Les articles 12 et 24 de la loi du 16 février 1994 régissant le contrat d'organisation de voyages et le contrat d'intermédiaire de voyages ne violent pas les articles 10 et 11 de la Constitution.


Arrêt - Texte intégral

La Cour constitutionnelle,

composée des présidents R. Henneuse et M. Bossuyt, des juges E. De Groot, L. Lavrysen, A. Alen, J.-P. Snappe, J.-P. Moerman, E. Derycke, J. Spreutels, T. Merckx-Van Goey et P. Nihoul, et, conformément à l'article 60bis de la loi spéciale du 6 janvier 1989 sur la Cour constitutionnelle, du président émérite M. Melchior, assistée du greffier P.-Y. Dutilleux, présidée par le président émérite M. Melchior,

après en avoir délibéré, rend l'arrêt suivant :

I. Objet de la question préjudicielle et procédure

Par jugement du 10 mars 2010 en cause de l'ASBL « Association Belge des Consommateurs Test-Achats » contre la SA « Brussels Airlines », dont l'expédition est parvenue au greffe de la Cour le 12 mars 2010, le Tribunal de commerce de Namur a posé la question préjudicielle suivante :

« La loi du 16 février 1994 régissant le contrat d'organisation de voyages et le contrat d'intermédiaire de voyages viole-t-elle les articles 10 et 11 de la Constitution en ce qu'elle impose des obligations aux intermédiaires de voyages offrant le contrat de transport, au profit du consommateur, qui ne seraient pas applicables aux compagnies de transport aérien ? A titre d'exemple, les articles 12 et 24 de cette loi garantiraient la cessibilité du contrat de transport lorsqu'il est vendu par un intermédiaire de voyages alors qu'une telle garantie de cessibilité ne serait pas acquise au voyageur lorsque le contrat de transport est directement conclu avec un transporteur aérien ».

(...)

III. En droit

(...)

B.1. La question préjudicielle porte sur la loi du 16 février 1994 régissant le contrat d'organisation de voyages et le contrat d'intermédiaire de voyages.
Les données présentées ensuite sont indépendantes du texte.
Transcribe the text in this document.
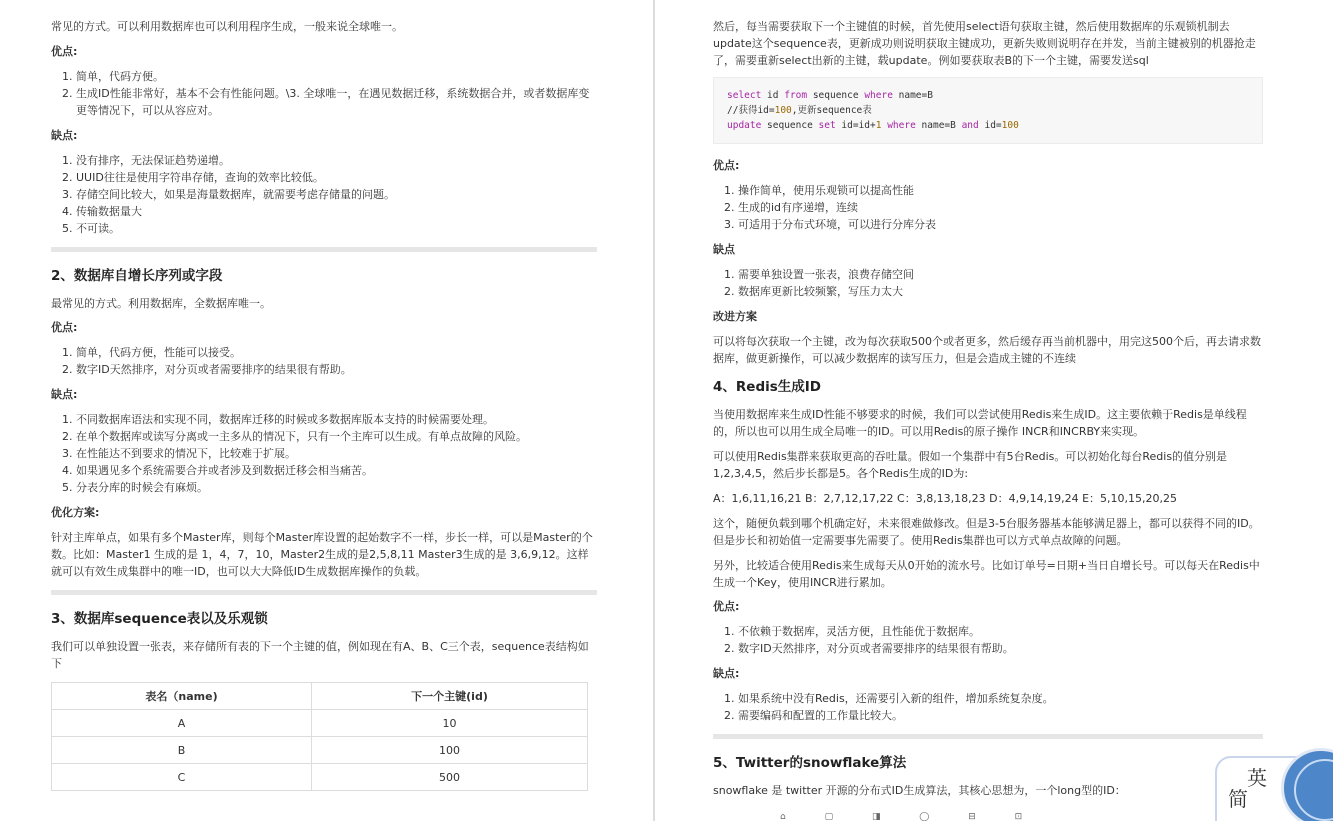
常见的方式。可以利用数据库也可以利用程序生成，一般来说全球唯一。

优点:
1. 简单，代码方便。
2. 生成ID性能非常好，基本不会有性能问题。\3. 全球唯一，在遇见数据迁移，系统数据合并，或者数据库变更等情况下，可以从容应对。
缺点:
1. 没有排序，无法保证趋势递增。
2. UUID往往是使用字符串存储，查询的效率比较低。
3. 存储空间比较大，如果是海量数据库，就需要考虑存储量的问题。
4. 传输数据量大
5. 不可读。
2、数据库自增长序列或字段

最常见的方式。利用数据库，全数据库唯一。

优点:
1. 简单，代码方便，性能可以接受。
2. 数字ID天然排序，对分页或者需要排序的结果很有帮助。
缺点:
1. 不同数据库语法和实现不同，数据库迁移的时候或多数据库版本支持的时候需要处理。
2. 在单个数据库或读写分离或一主多从的情况下，只有一个主库可以生成。有单点故障的风险。
3. 在性能达不到要求的情况下，比较难于扩展。
4. 如果遇见多个系统需要合并或者涉及到数据迁移会相当痛苦。
5. 分表分库的时候会有麻烦。
优化方案:

针对主库单点，如果有多个Master库，则每个Master库设置的起始数字不一样，步长一样，可以是Master的个数。比如：Master1 生成的是 1，4，7，10，Master2生成的是2,5,8,11 Master3生成的是 3,6,9,12。这样就可以有效生成集群中的唯一ID，也可以大大降低ID生成数据库操作的负载。

3、数据库sequence表以及乐观锁

我们可以单独设置一张表，来存储所有表的下一个主键的值，例如现在有A、B、C三个表，sequence表结构如下

表名（name)	下一个主键(id)
A	10
B	100
C	500

然后，每当需要获取下一个主键值的时候，首先使用select语句获取主键，然后使用数据库的乐观锁机制去update这个sequence表，更新成功则说明获取主键成功，更新失败则说明存在并发，当前主键被别的机器抢走了，需要重新select出新的主键，载update。例如要获取表B的下一个主键，需要发送sql

select id from sequence where name=B
//获得id=100,更新sequence表
update sequence set id=id+1 where name=B and id=100
优点:
1. 操作简单，使用乐观锁可以提高性能
2. 生成的id有序递增，连续
3. 可适用于分布式环境，可以进行分库分表
缺点
1. 需要单独设置一张表，浪费存储空间
2. 数据库更新比较频繁，写压力太大
改进方案

可以将每次获取一个主键，改为每次获取500个或者更多，然后缓存再当前机器中，用完这500个后，再去请求数据库，做更新操作，可以减少数据库的读写压力，但是会造成主键的不连续

4、Redis生成ID

当使用数据库来生成ID性能不够要求的时候，我们可以尝试使用Redis来生成ID。这主要依赖于Redis是单线程的，所以也可以用生成全局唯一的ID。可以用Redis的原子操作 INCR和INCRBY来实现。

可以使用Redis集群来获取更高的吞吐量。假如一个集群中有5台Redis。可以初始化每台Redis的值分别是1,2,3,4,5，然后步长都是5。各个Redis生成的ID为:

A：1,6,11,16,21 B：2,7,12,17,22 C：3,8,13,18,23 D：4,9,14,19,24 E：5,10,15,20,25

这个，随便负载到哪个机确定好，未来很难做修改。但是3-5台服务器基本能够满足器上，都可以获得不同的ID。但是步长和初始值一定需要事先需要了。使用Redis集群也可以方式单点故障的问题。

另外，比较适合使用Redis来生成每天从0开始的流水号。比如订单号=日期+当日自增长号。可以每天在Redis中生成一个Key，使用INCR进行累加。

优点:
1. 不依赖于数据库，灵活方便，且性能优于数据库。
2. 数字ID天然排序，对分页或者需要排序的结果很有帮助。
缺点:
1. 如果系统中没有Redis，还需要引入新的组件，增加系统复杂度。
2. 需要编码和配置的工作量比较大。
5、Twitter的snowflake算法

snowflake 是 twitter 开源的分布式ID生成算法，其核心思想为，一个long型的ID：

⌂ ▢ ◨ ◯ ⊟ ⊡
英
简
Il ressort des motifs du jugement de renvoi que sont plus précisément visés les articles 12 et 24 de cette loi, qui disposent :

« Art. 12. Le voyageur peut, avant le début du voyage, céder son voyage à un tiers qui devra remplir toutes les conditions du contrat d'organisation de voyages. Le cédant doit informer l'organisateur de voyages et, le cas échéant, l'intermédiaire de voyages, de cette cession, suffisamment longtemps avant le départ.

Le voyageur qui cède son voyage et le cessionnaire sont responsables solidairement du paiement du prix global du voyage et des frais de la cession ».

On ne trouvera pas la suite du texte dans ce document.